Having reduced the entire planet to a tourism commodity, guidebook writers (I confess I'm one of them) seem to want to move to another level altogether. It is as though we have already decided that the real world is not interesting enough any more. That we are bored of it. Bored of the same old continents, the same old countries, the same old stereotypes - clogging up our maps and guidebooks year after year.
Is that it? Is that why we now need maps larger and with more details than the places they purport to map, and why we need to fill our guidebooks with mumbo-jumbo about bodies in wells and pirates in pits? Because India and China - and dare I say it, the United States of America - are not mysterious enough in themselves?
If so I suggest that the solution might be to throw away all guide-books ever written to date. Then wait a few years. Eventually we might start getting up our passions (of the burning, feverish variety) for this world all over again.

Sunday, November 14, 1999

The lords and ladies of the realm need not fear - they still have vital role to play


The lords and ladies of the realm need not fear - they still have vital role to play




Now that the hereditaries have lost their day-jobs, I understand that a lot of them are planning to go into tourism, where they will once again have the chance to shine for Britain. This time as an asset for the British Tourist Board.

For this purpose all lords, even the young ones, will be required to dress up to look their age by donning tweeds, monocles and fob watches and carrying canes. They will sport wild thatches of hair on the sides of their heads, and sit motionless in rocking-chairs while American tourists are brought in quietly behind their backs, being instructed by their guides not to talk too loudly or throw food.

Some of the clever lords will renovate their suburban homes to resemble atmospheric castles, with deliberately engineered draughts whistling in under the doors and around the stairwells at all times of day and night. The more energetic ones will wrap themselves in ermine and commandeer small punts to take Japanese visitors on fishing expeditions from the banks of their rivers.

Britain will become known as the land of the smiling lord. Every foreign visitor will pick up leaflets in Heathrow Airport decorated by photos of mysterious and alluring lords who will do for Britain what geishas do for Japan and koala bears do for Australia. Tourists will study the behaviour of this indigenous tribe of people, unique to our shores, any encounter with which will offer visitors ... "a rare and precious insight into a uniquely British way of life".

Prices will be high, of course. A tour of a stately home is already expensive.

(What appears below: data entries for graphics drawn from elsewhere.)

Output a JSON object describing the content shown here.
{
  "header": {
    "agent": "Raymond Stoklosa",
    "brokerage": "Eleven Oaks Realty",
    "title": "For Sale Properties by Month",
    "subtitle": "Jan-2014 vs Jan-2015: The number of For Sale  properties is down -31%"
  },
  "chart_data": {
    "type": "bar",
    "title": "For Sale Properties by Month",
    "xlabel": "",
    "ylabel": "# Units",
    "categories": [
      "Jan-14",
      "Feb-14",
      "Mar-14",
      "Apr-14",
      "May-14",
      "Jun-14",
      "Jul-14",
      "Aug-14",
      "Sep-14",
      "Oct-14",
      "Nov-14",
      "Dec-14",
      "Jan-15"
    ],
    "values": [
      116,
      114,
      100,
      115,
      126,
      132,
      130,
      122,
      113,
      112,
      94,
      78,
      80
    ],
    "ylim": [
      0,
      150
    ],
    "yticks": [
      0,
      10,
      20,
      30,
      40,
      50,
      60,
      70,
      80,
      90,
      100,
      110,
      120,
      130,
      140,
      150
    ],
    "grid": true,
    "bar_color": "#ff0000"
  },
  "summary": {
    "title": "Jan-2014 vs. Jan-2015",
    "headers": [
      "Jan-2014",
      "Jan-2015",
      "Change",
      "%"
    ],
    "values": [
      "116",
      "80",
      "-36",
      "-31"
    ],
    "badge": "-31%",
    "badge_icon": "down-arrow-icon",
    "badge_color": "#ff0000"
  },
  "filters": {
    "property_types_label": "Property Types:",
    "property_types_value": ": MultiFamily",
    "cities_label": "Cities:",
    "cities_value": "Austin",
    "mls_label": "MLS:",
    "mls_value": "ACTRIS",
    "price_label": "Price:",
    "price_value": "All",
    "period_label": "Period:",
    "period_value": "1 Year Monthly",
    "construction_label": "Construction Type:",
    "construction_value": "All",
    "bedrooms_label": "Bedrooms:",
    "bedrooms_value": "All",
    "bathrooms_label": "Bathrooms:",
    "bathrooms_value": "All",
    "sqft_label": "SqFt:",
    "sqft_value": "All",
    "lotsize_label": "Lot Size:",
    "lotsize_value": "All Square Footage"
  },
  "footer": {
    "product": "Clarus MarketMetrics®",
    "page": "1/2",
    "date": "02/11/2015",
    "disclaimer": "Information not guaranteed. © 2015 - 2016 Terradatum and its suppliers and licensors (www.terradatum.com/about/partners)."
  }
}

For those willing to pay for the pleasure, even closer encounters will be possible. American businesses will take their best-performing sales staff on incentive trips to serve tea to lords, to sit in baronial halls with lords, to watch lords hunt stag, to have their accents derided by lords. In short to be lorded over, in the good old-fashioned way.

Such a potentially profitable business will raise its share of problems. Unscrupulous 
lords will employ their cooks and gardeners to stand in for them while they themselves fly off to take part in unlordly activities such as yachting on the Costa del Sol or shopping in New York.

The British Tourist Board will issue warnings for tourists to be on their guard against the possibility that the gentleman with the coat of arms and the pedigree may in fact turn out to be a fraud or an impersonator. Any person claiming the right to sit in the British parliament - it will warn - cannot possibly be regarded as an authentic British lord.